Les ordres de M. Brulart furent exécutés à la lettre ; seulement, lorsque Caiot vit arriver l’embarcation armée qui venait s’emparer de la Catherine, il eut le fol entêtement de vouloir résister un peu ; aussi lui et deux autres, je crois, furent tués, et le Borgne pensa judicieusement que ce serait autant de moins à garder et à nourrir. Bientôt la Hyène orienta ses voiles, et, serrant le vent au plus près, mit le cap au sud, comme pour regagner la côte d’Afrique…

Benoît sentit alors, aux secousses du navire et au bruit qu’on faisait sur le pont, que la goëlette se remettait en route.

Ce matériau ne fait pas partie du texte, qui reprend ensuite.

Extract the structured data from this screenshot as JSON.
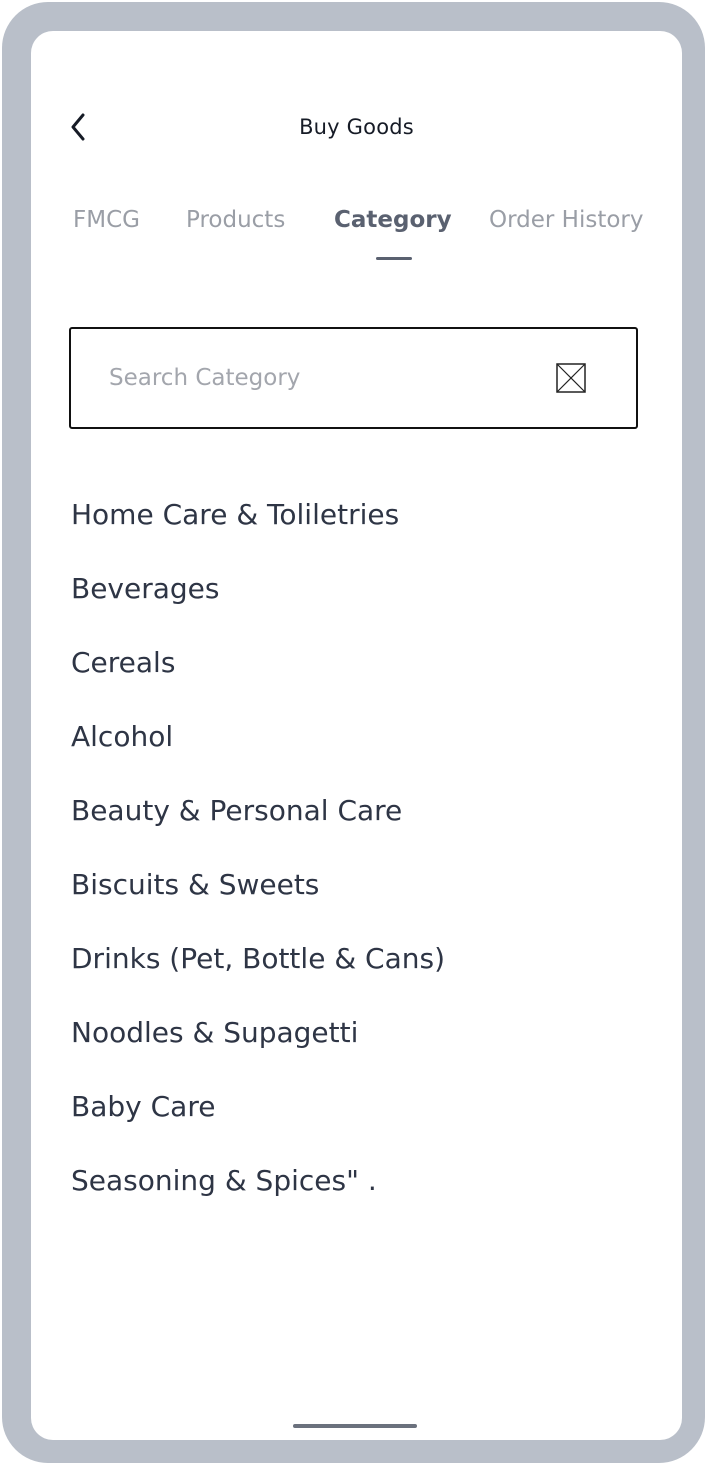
{
  "header": {
    "title": "Buy Goods",
    "back_icon": "chevron-left-icon"
  },
  "tabs": [
    {
      "label": "FMCG",
      "active": false
    },
    {
      "label": "Products",
      "active": false
    },
    {
      "label": "Category",
      "active": true
    },
    {
      "label": "Order History",
      "active": false
    }
  ],
  "search": {
    "placeholder": "Search Category",
    "value": "",
    "clear_icon": "close-box-icon"
  },
  "categories": [
    "Home Care & Toliletries",
    "Beverages",
    "Cereals",
    "Alcohol",
    "Beauty & Personal Care",
    "Biscuits & Sweets",
    "Drinks (Pet, Bottle & Cans)",
    "Noodles & Supagetti",
    "Baby Care",
    "Seasoning & Spices\" ."
  ],
  "colors": {
    "frame": "#b9bfc9",
    "active_tab": "#5a6170",
    "inactive_tab": "#9a9ea6",
    "list_text": "#2e3545"
  }
}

La brise fraîchit, et la marche de la Hyène se trouvait tellement supérieure qu’elle fut obligée d’amener ses huniers pour que la Catherine pût la suivre, et pourtant son nouveau commandant, le Borgne, la couvrait de voiles…

« Toi, timonier, le cap à l’est-sud-est, — dit Brulart, — et veille aux embardées, ou je te cogne. » — Puis il descendit retrouver son prisonnier.

« Ah ! brigand… forban, gredin… — cria celui-ci dès qu’il le vit, — ah ! si j’avais eu des canons et mon brave Simon, tu ne m’aurais pas pris comme un congre dans son trou… — Tout de même, papa… — Non !… bigre… non… — Comme tu voudras… mais il fait solidement soif… »

Brulart prit alors sa barre de chêne, et frappa le plancher.

Le mousse à la vilaine tête reparut, et à peine M. Brulart eut-il fermé ses doigts moins le pouce, qu’il tendit vers sa bouche en haussant le coude… qu’une grosse cruche de rhum était sur la petite table.

Le capitaine de la Catherine, toujours amarré sur son coffre, se trouvait dans l’impossibilité de faire un mouvement.


La causerie.

« Dis donc, confrère, — reprit Brulart après s’être ingéré un énorme verre de cette liqueur alcoolique ; — dis donc, pour passer le temps, jouons à un jeu, veux-tu ? à pigeon vole… non, tu es attaché ; à mon corbillon… c’est bien fade ; à M. le curé n’aime pas les os… ça sent le blasphème ; tiens, j’y suis, jouons à deviner ; je te préviendrai quand tu brûleras, comme nous disions au lycée Bonaparte. Voyons, devine… devine… ah ! tiens, devine ce que je vais faire de toi et de ton équipage ? — Bigre, ce n’est pas malin ! nous piller, scélérat… — Non ; va toujours… — Nous faire prisonniers… monstre… — Non, va toujours. — Eh bien donc ! nous massacrer, car tu es capable de tout… — Tu brûles… mais ce n’est pas ça tout à fait… — Mille millions de tonnerre… être là, immobile, amarré comme une ancre au capon… c’est à se dévorer la langue. — Tu donnes ta langue au chien… c’est-à-dire que tu renonces, que tu ne devines pas… Eh bien ! écoute. »

Il but encore un grand verre, et Benoît ferma les yeux…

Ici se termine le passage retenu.